The activities have involved planting beans to see them sprout, making collages to observe different textures—and even making ice cream to study freezing and melting.

“They definitely enjoyed making ice cream,” said teacher Shekeema Peters with a laugh.

“Everyone was engaged,” adds Perez. “It was cold to touch, and this one was thicker and that one was slurpier— it was nice to see that they were having fun but also grasping the concepts.”

It’s a challenging time to do hands-on activities. Some of the children are attending class online full-time. Others are doing hybrid learning—they’re in the classroom on certain days each week and learning from home on the rest. The staff credits the families for working closely with them to have the right supplies on hand.

“The parents have been very helpful,” said Michelmarie Acevedo, an assistant teacher for remote learning. “We’ll let them know the day before and then post all the materials the morning of. It’s usually simple things.” The school has also invited families to come in and stock up on supplies. 

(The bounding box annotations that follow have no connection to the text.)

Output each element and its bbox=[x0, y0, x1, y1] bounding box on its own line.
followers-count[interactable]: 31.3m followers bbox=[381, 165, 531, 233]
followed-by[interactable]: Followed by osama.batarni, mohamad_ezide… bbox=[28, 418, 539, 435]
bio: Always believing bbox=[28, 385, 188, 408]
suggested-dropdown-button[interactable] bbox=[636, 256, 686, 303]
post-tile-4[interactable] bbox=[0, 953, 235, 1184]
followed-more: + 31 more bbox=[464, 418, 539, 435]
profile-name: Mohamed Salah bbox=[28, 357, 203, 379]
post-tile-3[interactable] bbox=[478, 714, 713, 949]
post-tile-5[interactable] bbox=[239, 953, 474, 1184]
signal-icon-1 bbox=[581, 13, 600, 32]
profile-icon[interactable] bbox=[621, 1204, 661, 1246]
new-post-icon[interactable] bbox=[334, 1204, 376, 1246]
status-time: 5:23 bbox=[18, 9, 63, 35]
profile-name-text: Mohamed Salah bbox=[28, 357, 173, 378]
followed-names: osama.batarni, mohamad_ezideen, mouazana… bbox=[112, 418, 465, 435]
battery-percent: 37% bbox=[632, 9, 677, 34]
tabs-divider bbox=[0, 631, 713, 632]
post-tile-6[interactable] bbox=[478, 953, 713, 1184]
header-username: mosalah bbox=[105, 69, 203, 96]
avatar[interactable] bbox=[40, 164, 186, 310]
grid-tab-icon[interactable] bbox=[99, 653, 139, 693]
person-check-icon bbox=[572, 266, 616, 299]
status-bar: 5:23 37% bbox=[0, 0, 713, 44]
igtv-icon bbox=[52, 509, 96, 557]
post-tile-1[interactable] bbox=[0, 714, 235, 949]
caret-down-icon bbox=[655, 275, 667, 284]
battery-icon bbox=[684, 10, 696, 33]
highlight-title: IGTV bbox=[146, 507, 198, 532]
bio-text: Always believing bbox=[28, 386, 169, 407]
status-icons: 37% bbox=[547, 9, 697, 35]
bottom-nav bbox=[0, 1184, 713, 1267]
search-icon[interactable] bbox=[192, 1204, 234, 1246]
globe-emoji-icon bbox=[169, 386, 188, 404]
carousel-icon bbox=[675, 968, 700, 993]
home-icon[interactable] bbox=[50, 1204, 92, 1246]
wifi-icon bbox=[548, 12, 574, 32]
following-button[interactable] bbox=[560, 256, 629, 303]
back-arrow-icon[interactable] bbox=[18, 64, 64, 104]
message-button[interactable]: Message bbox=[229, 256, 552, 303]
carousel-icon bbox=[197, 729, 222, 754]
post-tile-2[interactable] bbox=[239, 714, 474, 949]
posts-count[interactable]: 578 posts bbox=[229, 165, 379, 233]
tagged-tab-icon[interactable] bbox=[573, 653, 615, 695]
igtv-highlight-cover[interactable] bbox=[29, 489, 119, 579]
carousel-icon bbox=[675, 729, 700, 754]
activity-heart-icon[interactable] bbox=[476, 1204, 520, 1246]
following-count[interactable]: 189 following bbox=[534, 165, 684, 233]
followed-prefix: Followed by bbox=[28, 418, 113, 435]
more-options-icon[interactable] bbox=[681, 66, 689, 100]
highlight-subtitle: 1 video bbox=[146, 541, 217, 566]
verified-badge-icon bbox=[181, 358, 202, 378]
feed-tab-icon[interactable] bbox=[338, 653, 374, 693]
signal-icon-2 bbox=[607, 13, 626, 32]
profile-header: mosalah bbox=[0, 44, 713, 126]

Angelica credits Shayna Williams, who supports teachers across all the classrooms, with ensuring the material would work well at the school. 

“She really embraced the curriculum and reached out to them to get comfortable with it and asked a lot of challenging questions. She provided a lot of support to the teachers and administrators,” said Perez. 

Our Early Childhood programs were the first to re-open in the COVID era. The staffers say it took some time to figure out the children’s needs and how best to meet them. But they say the experience of reopening has been overwhelmingly positive. 

“It’s been great,” said Peters. “The children are happy to return to school and be with their friends and learn and play. That makes it all worth it.”

The young students and their families have been flexible, said Acevedo. The children have even figured out how to share play time remotely: “Even if we can’t play together in a classroom they can do it on a screen and actually enjoy it.”

Angelica said that joy is reflected in the classroom. “You figure it’s a chaotic time, but every time I walk into Miss Peters’ classroom there’s a calm and a peace. They’re genuinely happy and in a good space.”